Saudi Arabia to tax ‘vacant’ urban land

Government to start imposing White Land Tax @ 2.5% of the value of the site in a phased manner (Supplied)

Published
By Staff

The government of Saudi Arabia on Monday approved a number of details regarding the 'White Land Tax' to discourage owners of urban land from keeping it vacant.

While no timelines have been given, the government said it will start imposing a White Land Tax @ 2.5 per cent of the value of the site in a phased manner, starting with bigger plots and progressively moving to cover all undeveloped plots.

White land is defined as empty land designated for residential and commercial use within the urban growth boundaries of all cities across the country.

Saudi Arabia's Council of Ministers met in Jeddah on Monday and approved a number of regulations for the introduction of the White Land Tax.

"The new law will result in a fundamental change in Saudi Arabia's real estate market and help stimulate further development to address the severe shortage of middle income housing," says Jamil Ghaznawi, Country head for Saudi Arabia at JLL, a real estate investment management firm.

According to JLL, the tax will be imposed in stages.

Stage one applies to undeveloped land over 10,000sq m within certified master planned developments will be taxed (although no list of these master planned developments was included in the announcement).

At a second stage, single landowners of large plots of developed land (exceeding 10,000sq m) in certified master planned developments will be taxed. The definition of 'developed plots' is again not included in this announcement but we are assuming this relates to sites that have been serviced with horizontal infrastructure (roads, power, drainage, etc.) but where no vertical development has yet taken place.

At the third stage, single landowners of smaller plots of developed land (exceeding 5,000sq m) in the certified master planned developments will be subject to the tax.

And finally, at the fourth stage, single landowners of plots exceeding 10,000sq m in one city will be subject to the tax.

The Ministry of Housing will be tasked with collecting the tax, in addition to any imposed fines on landowners who disregard the rules and regulations. The rate of tax has previously been announced to be 2.5 per cent of the value of the site.

JLL said that while it was too early to say precisely how the market would react, the firm expects the new law would spur development of vacant land by some landowners, who it expects will bring forward plans and begin development in order to avoid the additional tax burden of holding undeveloped land.

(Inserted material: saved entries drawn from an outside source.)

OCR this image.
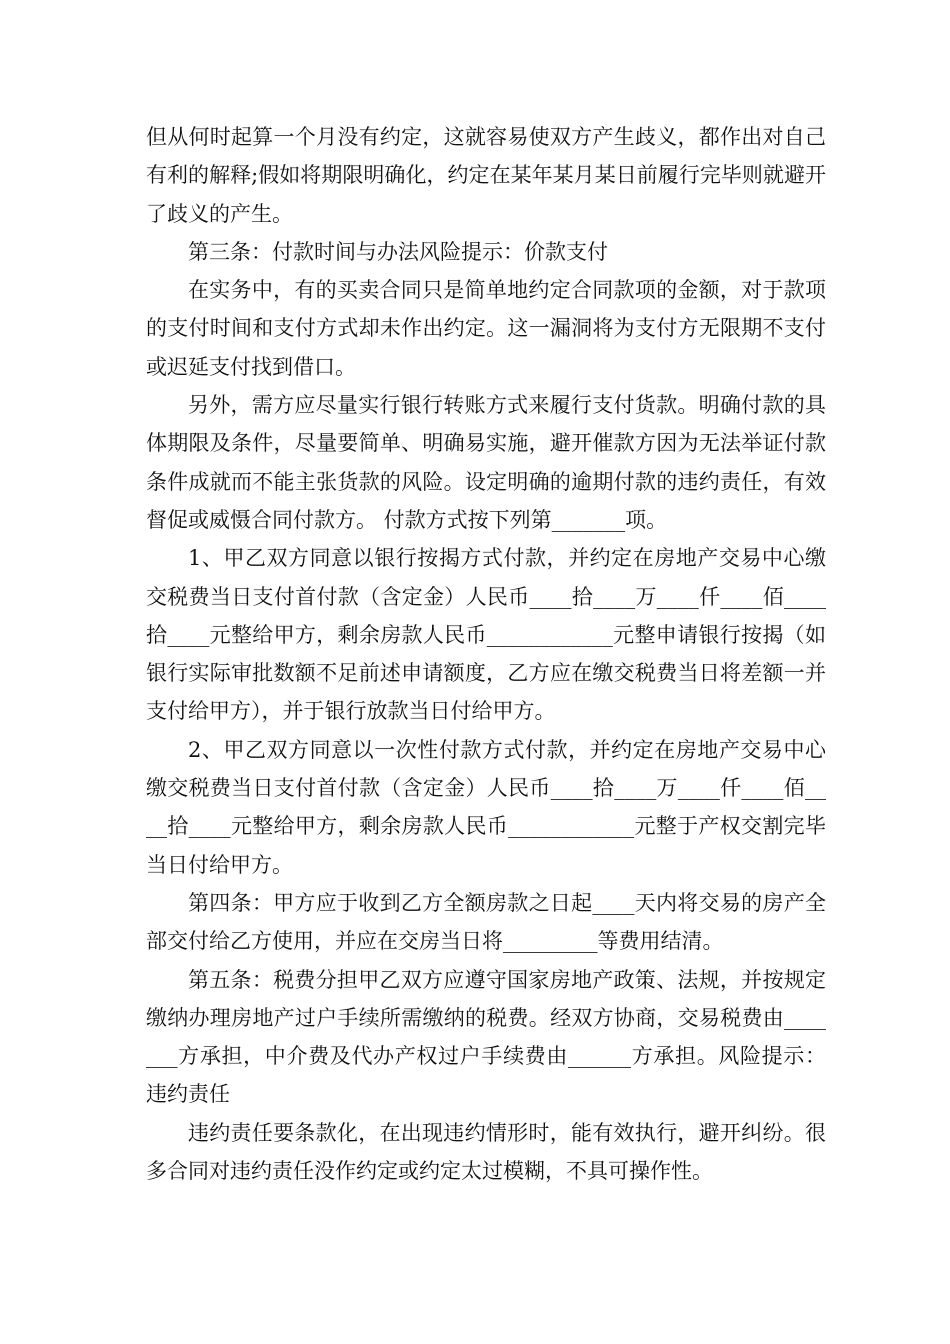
但从何时起算一个月没有约定，这就容易使双方产生歧义，都作出对自己有利的解释;假如将期限明确化，约定在某年某月某日前履行完毕则就避开了歧义的产生。

第三条：付款时间与办法风险提示：价款支付

在实务中，有的买卖合同只是简单地约定合同款项的金额，对于款项的支付时间和支付方式却未作出约定。这一漏洞将为支付方无限期不支付或迟延支付找到借口。

另外，需方应尽量实行银行转账方式来履行支付货款。明确付款的具体期限及条件，尽量要简单、明确易实施，避开催款方因为无法举证付款条件成就而不能主张货款的风险。设定明确的逾期付款的违约责任，有效督促或威慑合同付款方。 付款方式按下列第_______项。

1、甲乙双方同意以银行按揭方式付款，并约定在房地产交易中心缴交税费当日支付首付款（含定金）人民币____拾____万____仟____佰____拾____元整给甲方，剩余房款人民币____________元整申请银行按揭（如银行实际审批数额不足前述申请额度，乙方应在缴交税费当日将差额一并支付给甲方），并于银行放款当日付给甲方。

2、甲乙双方同意以一次性付款方式付款，并约定在房地产交易中心缴交税费当日支付首付款（含定金）人民币____拾____万____仟____佰____拾____元整给甲方，剩余房款人民币____________元整于产权交割完毕当日付给甲方。

第四条：甲方应于收到乙方全额房款之日起____天内将交易的房产全部交付给乙方使用，并应在交房当日将_________等费用结清。

第五条：税费分担甲乙双方应遵守国家房地产政策、法规，并按规定缴纳办理房地产过户手续所需缴纳的税费。经双方协商，交易税费由_______方承担，中介费及代办产权过户手续费由______方承担。风险提示： 违约责任

违约责任要条款化，在出现违约情形时，能有效执行，避开纠纷。很多合同对违约责任没作约定或约定太过模糊，不具可操作性。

The firm says some others may seek to sell sites to other developers, which should help reduce land values, which have been soaring over the last few years. JLL estimates the land values to amount to 30 to 50 per cent of the cost of developing.

JLL maintains that lower land values will make development more financially viable and therefore stimulate additional activity. Revenues from the tax, it adds, will allow the government to undertake additional housing projects with the Ministry of Housing already announcing a number of major projects targeting the affordable housing sector.